You can feel free to replace "al Qaeda" with "common criminal" and the school with your home, with the desire to acquire wealth the easy way in place of the desire to kill infidels. The cause and effect are the same, in both cases.

So, that's why I like guns. That's why I own them, carry them, and will always recommend that others do so as well. While I am confident in our amazing military and their ability to defend us as a country, I am most certainly not confident in the ability of local governments and police forces to do the same. Therefore, I will not live under a mask of ignorance, assuming that should it hit the fan one day, I can simply dial 9-1-1 and the cops will be there within seconds to save my butt. I won't, because I know it's not true.

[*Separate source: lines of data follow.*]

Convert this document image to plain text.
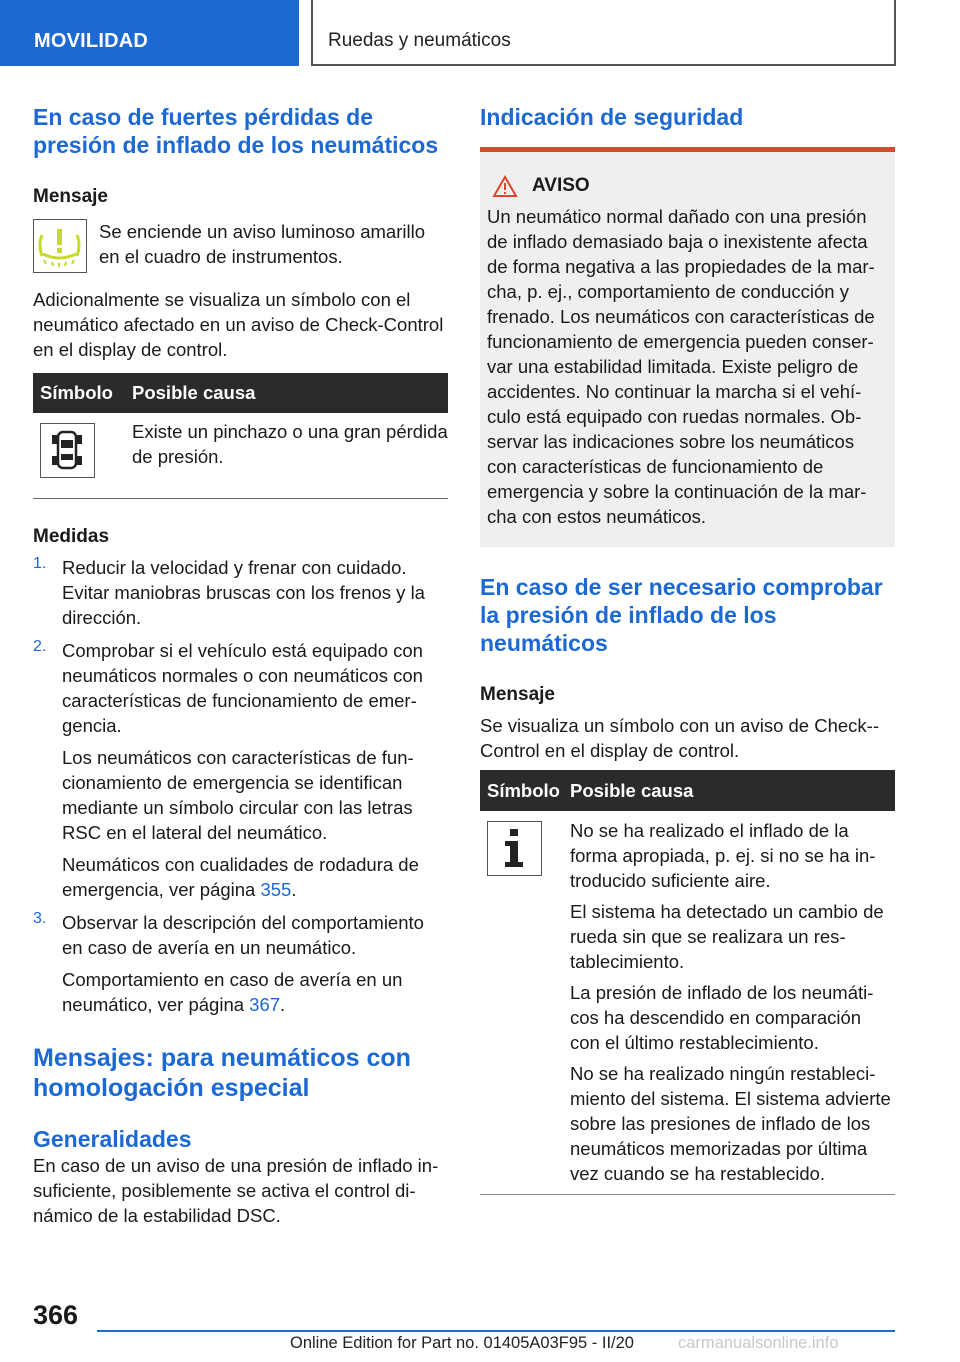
MOVILIDAD	Ruedas y neumáticos
En caso de fuertes pérdidas de presión de inflado de los neumáticos
Mensaje

Se enciende un aviso luminoso amarillo en el cuadro de instrumentos.

Adicionalmente se visualiza un símbolo con el neumático afectado en un aviso de Check-Control en el display de control.

Símbolo	Posible causa
	Existe un pinchazo o una gran pérdida de presión.
Medidas
1. Reducir la velocidad y frenar con cuidado. Evitar maniobras bruscas con los frenos y la dirección.

2. Comprobar si el vehículo está equipado con neumáticos normales o con neumáticos con características de funcionamiento de emergencia.

Los neumáticos con características de funcionamiento de emergencia se identifican mediante un símbolo circular con las letras RSC en el lateral del neumático.

Neumáticos con cualidades de rodadura de emergencia, ver página 355.

3. Observar la descripción del comportamiento en caso de avería en un neumático.

Comportamiento en caso de avería en un neumático, ver página 367.

Mensajes: para neumáticos con homologación especial
Generalidades

En caso de un aviso de una presión de inflado insuficiente, posiblemente se activa el control dinámico de la estabilidad DSC.

Indicación de seguridad
AVISO

Un neumático normal dañado con una presión de inflado demasiado baja o inexistente afecta de forma negativa a las propiedades de la marcha, p. ej., comportamiento de conducción y frenado. Los neumáticos con características de funcionamiento de emergencia pueden conservar una estabilidad limitada. Existe peligro de accidentes. No continuar la marcha si el vehículo está equipado con ruedas normales. Observar las indicaciones sobre los neumáticos con características de funcionamiento de emergencia y sobre la continuación de la marcha con estos neumáticos.

En caso de ser necesario comprobar la presión de inflado de los neumáticos
Mensaje

Se visualiza un símbolo con un aviso de Check-Control en el display de control.

Símbolo	Posible causa

No se ha realizado el inflado de la forma apropiada, p. ej. si no se ha introducido suficiente aire.

El sistema ha detectado un cambio de rueda sin que se realizara un restablecimiento.

La presión de inflado de los neumáticos ha descendido en comparación con el último restablecimiento.

No se ha realizado ningún restablecimiento del sistema. El sistema advierte sobre las presiones de inflado de los neumáticos memorizadas por última vez cuando se ha restablecido.

366
Online Edition for Part no. 01405A03F95 - II/20	carmanualsonline.info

And that said, I like marksmanship today as much as I did as a child. The weapons are larger, and the targets farther away, but the same excitement and sense of accomplishment still holds true to this day. I'll never fear these pieces of metal, because I understand them, enjoy them, and realize what they can and can not do.

I am not a drooling barbarian, nor a country hick. I listen to beethoven, mozart and berlioz. I can recite Shakespeare with correct diction and tempo, as well as build a sportscar into a six hundred horsepower fire breathing monster. I've made audiences of thousands laugh and cry, and sat in front of glowing screens cranking out things that help make our economy run. I also happen to be able to keep anyone from stopping me from doing any of it, because I have a gun.